Carolyn Hill still remembers the night, two years ago, when the Philadelphia Department of Human Services (DHS) came to take her nieces away. The girls, ages 1 and 2, had been placed with her about a year earlier, after being removed from their mother's custody due to her mental health issues. Hill thought she’d begun the process of adopting the girls: She’d taken parenting classes at the request of the agency and had begun paperwork so that she could go forward with adoption.

But on Tuesday April 3, 2012, Hill got a call from the Lutheran Children and Family Service (LCFS), a nonprofit that had taken over her case the previous fall (Philadelphia's DHS farms out its caretaking services to a number of nonprofits). The caller said that she needed to speak with Hill that day. The social worker who had called Hill arrived at her home after 5pm and, without prior warning, took Hill's nieces away. “She didn't even let them finish eating—I had stopped to get them some food, but she just took them right on out,” Hill tells In These Times. (LCFS did not return a request for comment.)

When Hill called DHS to find out why the girls had been removed from her care, she was told that everyone was on Easter vacation (Easter would fall on the following Sunday, a full five days away). “It felt like it was a set-up for them to come get the kids [at a time] when I can't get in touch with anybody,” she says.
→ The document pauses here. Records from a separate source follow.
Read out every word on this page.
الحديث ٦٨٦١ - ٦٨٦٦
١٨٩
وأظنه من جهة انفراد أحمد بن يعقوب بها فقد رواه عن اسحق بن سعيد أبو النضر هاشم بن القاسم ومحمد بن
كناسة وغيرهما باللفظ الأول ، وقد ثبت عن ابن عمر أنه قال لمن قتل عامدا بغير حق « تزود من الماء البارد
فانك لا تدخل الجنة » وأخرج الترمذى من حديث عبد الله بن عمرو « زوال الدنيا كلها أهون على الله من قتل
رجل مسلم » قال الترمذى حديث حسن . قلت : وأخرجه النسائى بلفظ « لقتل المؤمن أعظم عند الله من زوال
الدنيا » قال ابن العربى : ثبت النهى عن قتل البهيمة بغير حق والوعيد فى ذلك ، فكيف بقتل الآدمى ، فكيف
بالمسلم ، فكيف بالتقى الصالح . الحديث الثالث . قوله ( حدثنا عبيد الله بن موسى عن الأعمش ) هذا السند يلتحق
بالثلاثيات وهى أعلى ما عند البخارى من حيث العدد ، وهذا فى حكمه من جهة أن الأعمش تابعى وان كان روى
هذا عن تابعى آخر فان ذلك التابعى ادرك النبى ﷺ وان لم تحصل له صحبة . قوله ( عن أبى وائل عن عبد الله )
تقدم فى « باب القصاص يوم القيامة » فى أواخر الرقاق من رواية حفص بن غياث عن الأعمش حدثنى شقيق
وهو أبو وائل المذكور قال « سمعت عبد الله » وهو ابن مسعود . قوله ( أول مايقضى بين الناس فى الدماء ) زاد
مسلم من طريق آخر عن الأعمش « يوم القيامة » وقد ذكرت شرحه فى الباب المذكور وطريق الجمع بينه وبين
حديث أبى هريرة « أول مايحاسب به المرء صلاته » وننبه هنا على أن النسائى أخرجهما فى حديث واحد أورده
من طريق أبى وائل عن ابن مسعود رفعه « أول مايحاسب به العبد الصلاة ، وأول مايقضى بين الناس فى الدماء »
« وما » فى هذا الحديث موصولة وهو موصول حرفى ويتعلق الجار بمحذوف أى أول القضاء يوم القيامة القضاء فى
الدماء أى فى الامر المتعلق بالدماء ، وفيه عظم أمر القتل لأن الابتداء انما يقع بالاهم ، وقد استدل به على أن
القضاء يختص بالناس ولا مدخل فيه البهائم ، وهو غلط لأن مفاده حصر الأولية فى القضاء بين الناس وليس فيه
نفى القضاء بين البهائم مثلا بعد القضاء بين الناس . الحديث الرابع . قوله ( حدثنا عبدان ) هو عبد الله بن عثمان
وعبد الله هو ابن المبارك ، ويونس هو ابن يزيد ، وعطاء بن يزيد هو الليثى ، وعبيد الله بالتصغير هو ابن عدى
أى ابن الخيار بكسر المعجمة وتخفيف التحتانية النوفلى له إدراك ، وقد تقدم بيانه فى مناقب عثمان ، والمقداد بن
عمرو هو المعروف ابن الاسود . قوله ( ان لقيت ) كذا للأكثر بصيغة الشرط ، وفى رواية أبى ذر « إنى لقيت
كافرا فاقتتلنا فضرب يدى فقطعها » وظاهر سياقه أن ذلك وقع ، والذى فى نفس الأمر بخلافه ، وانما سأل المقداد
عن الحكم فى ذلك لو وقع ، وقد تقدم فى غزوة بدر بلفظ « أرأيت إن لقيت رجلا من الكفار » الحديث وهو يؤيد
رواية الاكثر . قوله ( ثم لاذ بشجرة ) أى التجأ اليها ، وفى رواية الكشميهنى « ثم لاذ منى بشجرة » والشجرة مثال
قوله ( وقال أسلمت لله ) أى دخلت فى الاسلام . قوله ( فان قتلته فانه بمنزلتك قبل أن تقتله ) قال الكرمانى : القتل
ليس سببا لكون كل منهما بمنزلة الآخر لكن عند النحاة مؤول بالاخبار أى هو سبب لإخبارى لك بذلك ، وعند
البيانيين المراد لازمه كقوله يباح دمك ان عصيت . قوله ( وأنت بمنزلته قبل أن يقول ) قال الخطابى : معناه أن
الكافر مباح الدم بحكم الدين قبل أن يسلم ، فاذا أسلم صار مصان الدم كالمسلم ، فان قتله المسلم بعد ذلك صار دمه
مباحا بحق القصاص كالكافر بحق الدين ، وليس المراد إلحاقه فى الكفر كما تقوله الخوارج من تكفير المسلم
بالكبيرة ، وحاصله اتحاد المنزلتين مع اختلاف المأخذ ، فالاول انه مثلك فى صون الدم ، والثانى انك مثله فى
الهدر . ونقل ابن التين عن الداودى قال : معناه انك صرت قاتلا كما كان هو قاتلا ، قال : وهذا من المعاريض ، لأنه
Hill went to court the following Monday. She says she was not informed by the agency of how she could fight the removal: “I was supposed to go within 30 days [of the court hearing] and file an appeal—file for standing—but nobody told me about that.”

Two years later, she still isn't sure why the girls were removed from her custody. The answers, she says, keep changing. The agencies brought up a drug conviction for which she served six months' probation in 1999—something the city knew about when she first took custody of her nieces, she says—and accused her of having mental health issues because she possessed Ambien to help her sleep. They also complained that she did not have a GED.